Menschen lieben Tiere, nicht umsonst erreichen Tierdokumentationen im Fernsehen die besten Einschaltquoten. Doch die Hürde, Wildtiere vor der eigenen Haustüre zu beobachten und zu fotografieren, erscheint vielen höher, als sie tatsächlich ist. Lassen Sie uns gemeinsam die heimische Tierwelt fotografisch entdecken.

Der Einstieg in die Tierfotografie ist einfach, denn der erste Schritt ist das Interesse.
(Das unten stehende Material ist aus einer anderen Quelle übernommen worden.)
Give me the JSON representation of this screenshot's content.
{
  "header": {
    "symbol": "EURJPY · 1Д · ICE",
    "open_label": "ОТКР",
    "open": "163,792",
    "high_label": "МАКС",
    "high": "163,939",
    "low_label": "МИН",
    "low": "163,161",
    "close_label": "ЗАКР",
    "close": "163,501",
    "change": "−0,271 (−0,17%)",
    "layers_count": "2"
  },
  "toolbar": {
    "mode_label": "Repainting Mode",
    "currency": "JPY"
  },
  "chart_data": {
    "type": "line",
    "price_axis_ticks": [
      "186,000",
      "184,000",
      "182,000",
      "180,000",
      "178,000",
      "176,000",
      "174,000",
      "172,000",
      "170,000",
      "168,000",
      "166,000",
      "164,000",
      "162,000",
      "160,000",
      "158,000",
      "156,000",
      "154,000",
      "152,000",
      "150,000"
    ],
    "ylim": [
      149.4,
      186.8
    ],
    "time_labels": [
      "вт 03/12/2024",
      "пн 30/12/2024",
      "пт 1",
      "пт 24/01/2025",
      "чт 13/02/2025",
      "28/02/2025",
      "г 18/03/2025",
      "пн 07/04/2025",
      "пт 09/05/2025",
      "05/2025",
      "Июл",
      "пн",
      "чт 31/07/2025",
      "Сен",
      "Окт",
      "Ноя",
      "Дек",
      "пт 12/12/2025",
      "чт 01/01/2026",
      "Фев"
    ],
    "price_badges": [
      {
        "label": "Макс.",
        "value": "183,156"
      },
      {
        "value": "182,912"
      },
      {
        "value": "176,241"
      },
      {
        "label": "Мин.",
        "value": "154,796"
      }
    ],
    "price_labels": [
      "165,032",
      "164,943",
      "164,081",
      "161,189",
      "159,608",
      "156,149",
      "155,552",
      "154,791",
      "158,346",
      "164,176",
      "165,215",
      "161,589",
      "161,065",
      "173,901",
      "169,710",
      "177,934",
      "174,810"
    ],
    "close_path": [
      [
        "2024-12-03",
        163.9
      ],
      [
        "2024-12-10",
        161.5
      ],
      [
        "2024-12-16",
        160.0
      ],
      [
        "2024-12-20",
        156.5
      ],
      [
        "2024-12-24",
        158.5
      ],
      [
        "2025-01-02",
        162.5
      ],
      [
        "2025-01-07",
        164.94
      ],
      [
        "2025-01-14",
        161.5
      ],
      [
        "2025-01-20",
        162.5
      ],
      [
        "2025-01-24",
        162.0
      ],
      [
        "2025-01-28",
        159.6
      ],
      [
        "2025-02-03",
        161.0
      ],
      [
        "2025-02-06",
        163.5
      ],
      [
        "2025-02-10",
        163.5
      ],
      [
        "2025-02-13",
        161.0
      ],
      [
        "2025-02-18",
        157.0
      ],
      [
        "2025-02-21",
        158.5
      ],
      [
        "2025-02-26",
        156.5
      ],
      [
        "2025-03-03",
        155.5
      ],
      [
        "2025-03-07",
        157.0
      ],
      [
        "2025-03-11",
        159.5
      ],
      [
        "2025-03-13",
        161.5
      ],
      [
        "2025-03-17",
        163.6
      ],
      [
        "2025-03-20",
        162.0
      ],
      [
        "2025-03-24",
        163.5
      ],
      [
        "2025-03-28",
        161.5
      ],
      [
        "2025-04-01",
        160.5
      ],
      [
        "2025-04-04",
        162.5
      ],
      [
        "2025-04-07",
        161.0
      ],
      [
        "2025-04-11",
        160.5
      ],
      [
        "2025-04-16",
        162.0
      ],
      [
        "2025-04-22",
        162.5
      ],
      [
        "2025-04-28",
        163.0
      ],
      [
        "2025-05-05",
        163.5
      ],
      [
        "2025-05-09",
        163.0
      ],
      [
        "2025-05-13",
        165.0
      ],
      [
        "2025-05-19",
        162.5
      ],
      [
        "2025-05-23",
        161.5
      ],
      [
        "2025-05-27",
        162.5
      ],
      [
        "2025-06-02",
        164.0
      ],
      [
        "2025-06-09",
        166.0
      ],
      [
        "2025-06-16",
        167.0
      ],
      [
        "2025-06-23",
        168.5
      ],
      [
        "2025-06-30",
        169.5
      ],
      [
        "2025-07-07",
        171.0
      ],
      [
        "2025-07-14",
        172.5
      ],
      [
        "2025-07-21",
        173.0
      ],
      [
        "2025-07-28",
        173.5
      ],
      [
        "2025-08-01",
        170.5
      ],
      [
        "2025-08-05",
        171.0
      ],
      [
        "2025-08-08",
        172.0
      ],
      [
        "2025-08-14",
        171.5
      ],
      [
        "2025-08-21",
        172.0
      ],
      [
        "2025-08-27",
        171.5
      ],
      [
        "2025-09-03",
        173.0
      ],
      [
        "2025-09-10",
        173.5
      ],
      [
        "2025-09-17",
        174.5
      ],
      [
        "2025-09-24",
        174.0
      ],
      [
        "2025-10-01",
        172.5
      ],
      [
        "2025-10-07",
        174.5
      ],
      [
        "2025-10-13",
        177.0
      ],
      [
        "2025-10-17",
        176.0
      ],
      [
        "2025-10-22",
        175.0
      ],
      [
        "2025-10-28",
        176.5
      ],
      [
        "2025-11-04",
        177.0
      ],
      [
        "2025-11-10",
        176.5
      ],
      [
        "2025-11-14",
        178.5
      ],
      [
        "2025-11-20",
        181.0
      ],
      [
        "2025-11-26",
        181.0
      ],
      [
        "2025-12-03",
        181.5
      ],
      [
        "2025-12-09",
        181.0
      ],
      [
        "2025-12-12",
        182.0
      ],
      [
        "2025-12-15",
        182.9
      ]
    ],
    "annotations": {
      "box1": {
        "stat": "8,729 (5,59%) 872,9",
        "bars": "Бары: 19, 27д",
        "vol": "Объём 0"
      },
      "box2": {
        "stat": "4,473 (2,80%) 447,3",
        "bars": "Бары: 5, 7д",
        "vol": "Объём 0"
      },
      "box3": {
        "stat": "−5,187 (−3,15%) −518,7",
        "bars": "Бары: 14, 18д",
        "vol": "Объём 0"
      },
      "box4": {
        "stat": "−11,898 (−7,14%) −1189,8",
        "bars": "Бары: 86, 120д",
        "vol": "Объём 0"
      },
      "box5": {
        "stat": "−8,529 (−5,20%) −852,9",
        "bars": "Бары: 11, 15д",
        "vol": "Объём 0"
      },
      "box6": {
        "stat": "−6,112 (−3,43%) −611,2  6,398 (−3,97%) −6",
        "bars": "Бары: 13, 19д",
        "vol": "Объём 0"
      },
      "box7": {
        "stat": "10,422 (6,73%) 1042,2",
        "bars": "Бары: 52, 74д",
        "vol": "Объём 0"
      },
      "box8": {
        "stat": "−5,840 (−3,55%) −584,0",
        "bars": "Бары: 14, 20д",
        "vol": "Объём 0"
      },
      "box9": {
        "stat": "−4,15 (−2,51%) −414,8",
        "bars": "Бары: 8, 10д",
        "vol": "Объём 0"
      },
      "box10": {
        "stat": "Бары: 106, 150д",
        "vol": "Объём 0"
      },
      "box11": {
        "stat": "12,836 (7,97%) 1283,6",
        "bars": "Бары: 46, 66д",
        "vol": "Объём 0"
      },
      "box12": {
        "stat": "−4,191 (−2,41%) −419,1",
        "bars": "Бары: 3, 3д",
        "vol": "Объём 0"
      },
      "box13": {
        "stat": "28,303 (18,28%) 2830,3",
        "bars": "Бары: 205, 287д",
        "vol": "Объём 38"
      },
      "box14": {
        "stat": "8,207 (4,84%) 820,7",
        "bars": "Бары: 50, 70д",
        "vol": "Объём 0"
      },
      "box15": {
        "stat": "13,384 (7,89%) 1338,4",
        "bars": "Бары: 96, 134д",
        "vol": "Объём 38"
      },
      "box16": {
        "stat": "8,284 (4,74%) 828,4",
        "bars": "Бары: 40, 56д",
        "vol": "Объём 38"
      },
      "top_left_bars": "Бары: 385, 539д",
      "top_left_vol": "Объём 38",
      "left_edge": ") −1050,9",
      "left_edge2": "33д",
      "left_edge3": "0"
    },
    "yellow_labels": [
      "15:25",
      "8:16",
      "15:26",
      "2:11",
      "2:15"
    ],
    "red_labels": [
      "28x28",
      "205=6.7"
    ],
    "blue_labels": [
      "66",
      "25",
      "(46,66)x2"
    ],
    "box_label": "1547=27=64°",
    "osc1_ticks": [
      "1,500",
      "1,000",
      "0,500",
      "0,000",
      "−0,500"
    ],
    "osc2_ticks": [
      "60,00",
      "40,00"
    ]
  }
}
Ohne Interesse haben Sie überhaupt keinen Grund sich mit Pflanzen, Insekten, Vögeln oder Säugetieren und deren Bedürfnissen auseinanderzusetzen. Beim Fotografieren sollten Sie jedoch die Bedürfnisse Ihres Motivs kennen. Sich dieses Wissen anzueignen macht richtig Spaß, wenn Sie Feuer und Flamme für die Tierfotografie sind. Sind Ihnen Ihre Motive wichtig, kommt der Rest mit der Zeit. Um echte Wildtiere vor Ihre Linse zu bekommen, müssen Sie meist nicht einmal weit laufen.

Überlegen Sie einmal, wo Sie Tiere finden, die an Menschen gewöhnt sind und somit eine größere Nähe zulassen. Genau, diese Zeitgenossen entdecken Sie in Stadtparks, an Stränden, Flüssen, Häfen und auf Friedhöfen. Eben dort, wo sie gelernt haben, dass Menschen keine Jäger sind.